Lorong rumah sakit terasa jauh saat di jejaki dengan rasa khawatir. Pemuda bernama Sakky tak menghiraukan penampilannya yang tampak sedikit kacau. Pikirannya tertuju pada Niar dan Yuara.
"Ara ...."
"Papa ...." Yuara menangis kencang saat Sakky menggendong tubuh gemuknya. "Papa ... hua ...." Suara tangisannya melengking memenuhi lorong rumah sakit.
"Sayang ... hey, syuuuttt ... ini di rumah sakit, Sayang. Gak boleh nangis. Di marah pak dokter." Sakky menenangkan.

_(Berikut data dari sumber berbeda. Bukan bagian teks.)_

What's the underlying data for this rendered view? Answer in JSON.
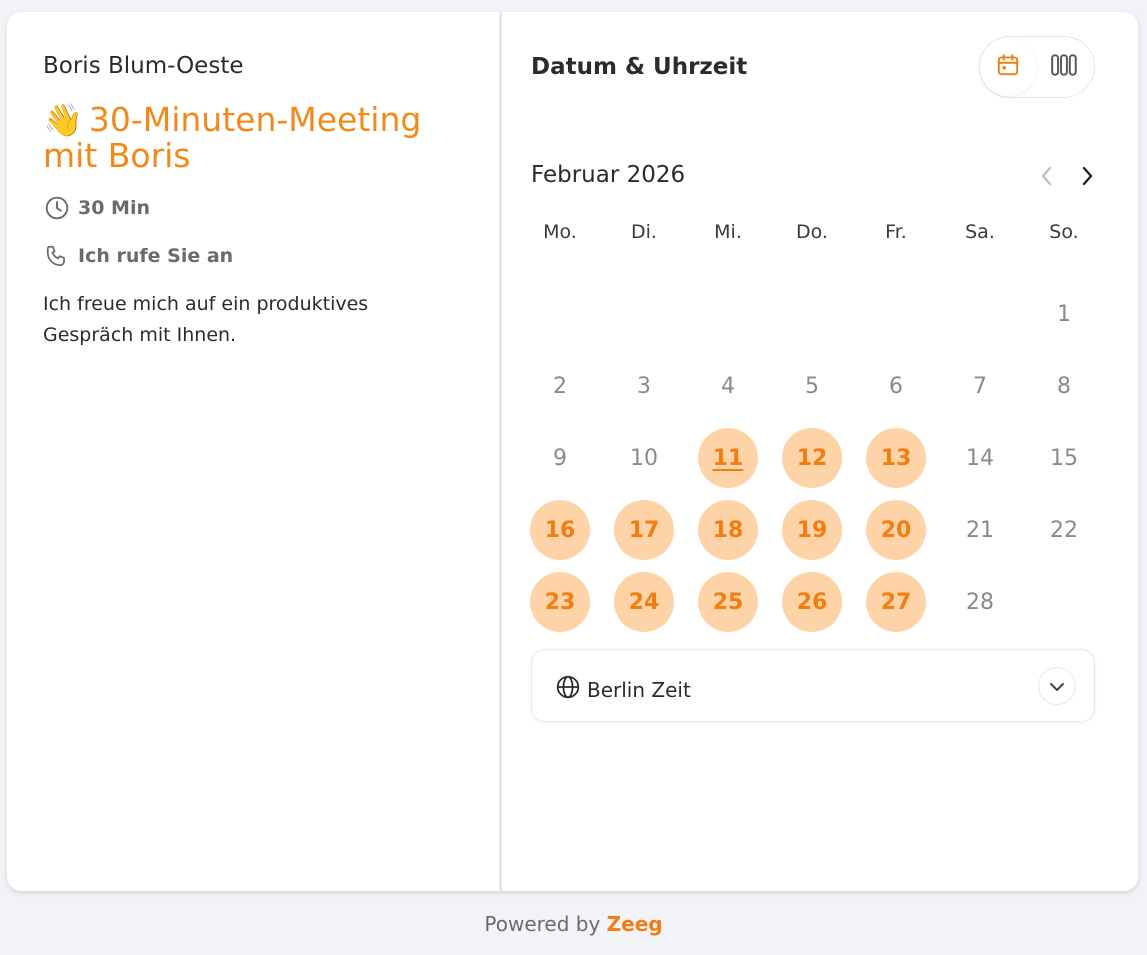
{
  "host": {
    "name": "Boris Blum-Oeste"
  },
  "event": {
    "emoji": "👋",
    "title": "30-Minuten-Meeting mit Boris",
    "duration": "30 Min",
    "location": "Ich rufe Sie an",
    "description": "Ich freue mich auf ein produktives Gespräch mit Ihnen."
  },
  "scheduler": {
    "section_title": "Datum & Uhrzeit",
    "view_toggle": [
      {
        "icon": "calendar-icon",
        "active": true
      },
      {
        "icon": "columns-icon",
        "active": false
      }
    ],
    "month_label": "Februar 2026",
    "weekdays": [
      "Mo.",
      "Di.",
      "Mi.",
      "Do.",
      "Fr.",
      "Sa.",
      "So."
    ],
    "days": [
      {
        "n": "",
        "a": false
      },
      {
        "n": "",
        "a": false
      },
      {
        "n": "",
        "a": false
      },
      {
        "n": "",
        "a": false
      },
      {
        "n": "",
        "a": false
      },
      {
        "n": "",
        "a": false
      },
      {
        "n": "1",
        "a": false
      },
      {
        "n": "2",
        "a": false
      },
      {
        "n": "3",
        "a": false
      },
      {
        "n": "4",
        "a": false
      },
      {
        "n": "5",
        "a": false
      },
      {
        "n": "6",
        "a": false
      },
      {
        "n": "7",
        "a": false
      },
      {
        "n": "8",
        "a": false
      },
      {
        "n": "9",
        "a": false
      },
      {
        "n": "10",
        "a": false
      },
      {
        "n": "11",
        "a": true,
        "today": true
      },
      {
        "n": "12",
        "a": true
      },
      {
        "n": "13",
        "a": true
      },
      {
        "n": "14",
        "a": false
      },
      {
        "n": "15",
        "a": false
      },
      {
        "n": "16",
        "a": true
      },
      {
        "n": "17",
        "a": true
      },
      {
        "n": "18",
        "a": true
      },
      {
        "n": "19",
        "a": true
      },
      {
        "n": "20",
        "a": true
      },
      {
        "n": "21",
        "a": false
      },
      {
        "n": "22",
        "a": false
      },
      {
        "n": "23",
        "a": true
      },
      {
        "n": "24",
        "a": true
      },
      {
        "n": "25",
        "a": true
      },
      {
        "n": "26",
        "a": true
      },
      {
        "n": "27",
        "a": true
      },
      {
        "n": "28",
        "a": false
      },
      {
        "n": "",
        "a": false
      }
    ],
    "timezone": "Berlin Zeit"
  },
  "footer": {
    "prefix": "Powered by",
    "brand": "Zeeg"
  },
  "colors": {
    "accent": "#f27d10",
    "accent_light": "#fdd3a7"
  }
}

"Mama, Pah ...," ucap Yuara dengan suara hampir menghilang tenggelam dalam tangisan.
"Iya. Mama pasti baik-baik saja. Diem yah, biar pak dokter gak keganggu pas ngobatin Mama Cantik."

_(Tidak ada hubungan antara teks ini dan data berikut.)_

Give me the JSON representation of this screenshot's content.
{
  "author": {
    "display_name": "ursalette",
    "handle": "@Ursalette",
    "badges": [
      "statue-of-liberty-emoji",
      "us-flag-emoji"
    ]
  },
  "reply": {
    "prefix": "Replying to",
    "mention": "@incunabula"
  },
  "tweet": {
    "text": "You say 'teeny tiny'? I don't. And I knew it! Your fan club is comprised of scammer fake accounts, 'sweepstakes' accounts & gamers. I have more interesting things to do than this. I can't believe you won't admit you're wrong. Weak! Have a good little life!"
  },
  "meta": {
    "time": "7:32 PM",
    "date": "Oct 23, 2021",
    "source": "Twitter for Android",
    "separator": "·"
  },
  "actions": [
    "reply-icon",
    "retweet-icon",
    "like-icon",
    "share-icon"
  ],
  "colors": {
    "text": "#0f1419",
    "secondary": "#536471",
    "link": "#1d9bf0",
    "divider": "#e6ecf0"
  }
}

"Mama berantem sama Om Jahat, terus Mama jatuh. Dahi Yua juga sakit dipukul sama Om Jahat itu," ceritanya sambil menunjuk dahi yang terdapat benjolan juga memar biru kehitaman. Tangisannya mulai mereda.
Sakky memperhatikan dahi Yuara dan meniup-niup pelan. "Dah, nanti sembuh ya. Ara pacar Papa Sakky yang pintar dan kuat, pasti cepet sembuh."
"Mama, Pah?"
"Mama Cantik cuma sakit sedikit, nanti juga cepet sembuh seperti Ara. Sekarang biar ditangani pak dokter dulu, kita bantu dengan doa."
Yuara menjatuhkan kepalanya di atas pundak Sakky. Bocah yang masih mengenakan seragam sekolah yang sudah kacau itu terlihat sedih.
Sakky mengelus-elus punggung Yuara. "Ara bobok, ya. Nanti kalau udah bangun kita bisa liat Mama Cantik."
Yuara mengangguk pelan di ceruk leher Sakky.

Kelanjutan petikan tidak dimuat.